Some would suggest the time has come to curb the amount of advertising our industry puts in front of people – in any case, soon businesses may have little choice in the matter.

A token of fans’ gratitude

An investigation into sports clubs’ ‘fan tokens’ from The Athletic uncovered small print associated with the digital assets which may disappoint loyal fans – and undermine the value of the tokens themselves.

The piece, which explored the nature of digital tokens created by fan engagement firm Socios, found that many clubs offer the assets to fans under the promise the items will “never expire”, and will last “forever”.

However, the voting rights associated with the tokens – allowing fans to have a say in how their favourite club is run – will become invalid when the club’s contract with Socios expires, at which point the tokens will become nothing more than “digital collectibles” whose value is, presumably, whatever a potential buyer would be willing to pay for them.

Additionally, the value of the tokens has already seen wild fluctuation of the kind we have come to expect from cryptocurrency markets, leaving less savvy buyers open to all kinds of risk regarding the value of their collectibles.

“An Arsenal token, for example, has lost about 60 per cent of its value in the past six months, while Manchester City, PSG and Juventus tokens have plunged by around half,” the piece pointed out.

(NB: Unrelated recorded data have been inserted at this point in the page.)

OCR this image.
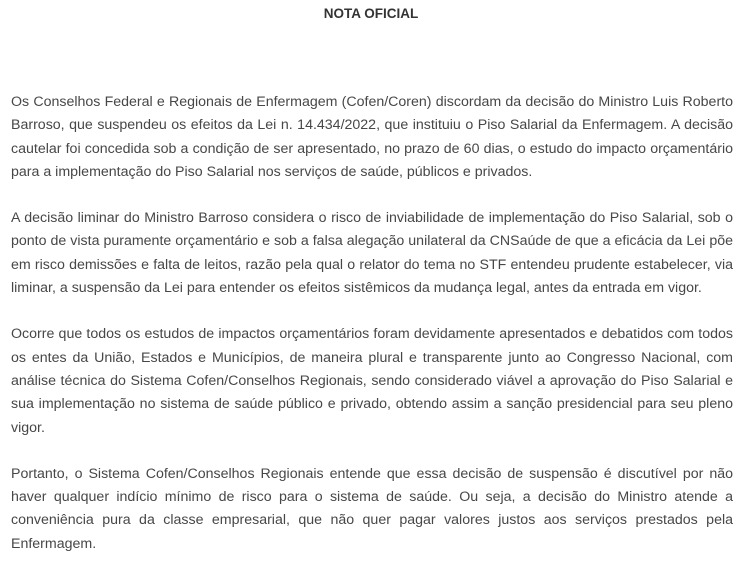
NOTA OFICIAL

Os Conselhos Federal e Regionais de Enfermagem (Cofen/Coren) discordam da decisão do Ministro Luis Roberto Barroso, que suspendeu os efeitos da Lei n. 14.434/2022, que instituiu o Piso Salarial da Enfermagem. A decisão cautelar foi concedida sob a condição de ser apresentado, no prazo de 60 dias, o estudo do impacto orçamentário para a implementação do Piso Salarial nos serviços de saúde, públicos e privados.

A decisão liminar do Ministro Barroso considera o risco de inviabilidade de implementação do Piso Salarial, sob o ponto de vista puramente orçamentário e sob a falsa alegação unilateral da CNSaúde de que a eficácia da Lei põe em risco demissões e falta de leitos, razão pela qual o relator do tema no STF entendeu prudente estabelecer, via liminar, a suspensão da Lei para entender os efeitos sistêmicos da mudança legal, antes da entrada em vigor.

Ocorre que todos os estudos de impactos orçamentários foram devidamente apresentados e debatidos com todos os entes da União, Estados e Municípios, de maneira plural e transparente junto ao Congresso Nacional, com análise técnica do Sistema Cofen/Conselhos Regionais, sendo considerado viável a aprovação do Piso Salarial e sua implementação no sistema de saúde público e privado, obtendo assim a sanção presidencial para seu pleno vigor.

Portanto, o Sistema Cofen/Conselhos Regionais entende que essa decisão de suspensão é discutível por não haver qualquer indício mínimo de risco para o sistema de saúde. Ou seja, a decisão do Ministro atende a conveniência pura da classe empresarial, que não quer pagar valores justos aos serviços prestados pela Enfermagem.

So, innocent digital memorabilia, or another pump and dump scheme being exploited by experienced traders? You decide.

God save the screen

The Independent elucidated a report from the Gambling Commission earlier this week, as it pointed out that the rate of online gambling in the UK is now at its highest ever level, with around one in four Britons taking to the internet to place bets.

“Figures released on Tuesday said 25.7% of 4,018 people aged 16 or over surveyed had gambled online in the past four weeks, up from 23.8% over the same period in the previous year and up from 18.5% in the previous five years,” the piece explained.

However, when looking at gambling across the board, some 43% of respondents said they had gambled in the prior four-week period, compared to pre-pandemic participation rates of 47% in March 2020.

The report held some good news for the land-based sector, though, with in-person gambling rates up 3% compared to last year, driven by a return to in-person bingo, sports betting, horse racing, and fruit and slot machines in land-based venues.

The UK Addiction Treatment Group (UKAT) took the statistics as further proof of the need for gambling reform in the UK.

“Online gambling in particular is dangerous as it is too easy and discreet to participate in,” said UKAT consultant treatment lead Nuno Albuquerque. 

“We join the chorus of voices who say that this country’s gambling laws are in urgent need of reform. Bigger conversations are necessary especially around affordability checks and a complete ban of gambling advertisements.

“We believe the Government’s white paper is in its final stages and we are keen to see what comes of it.”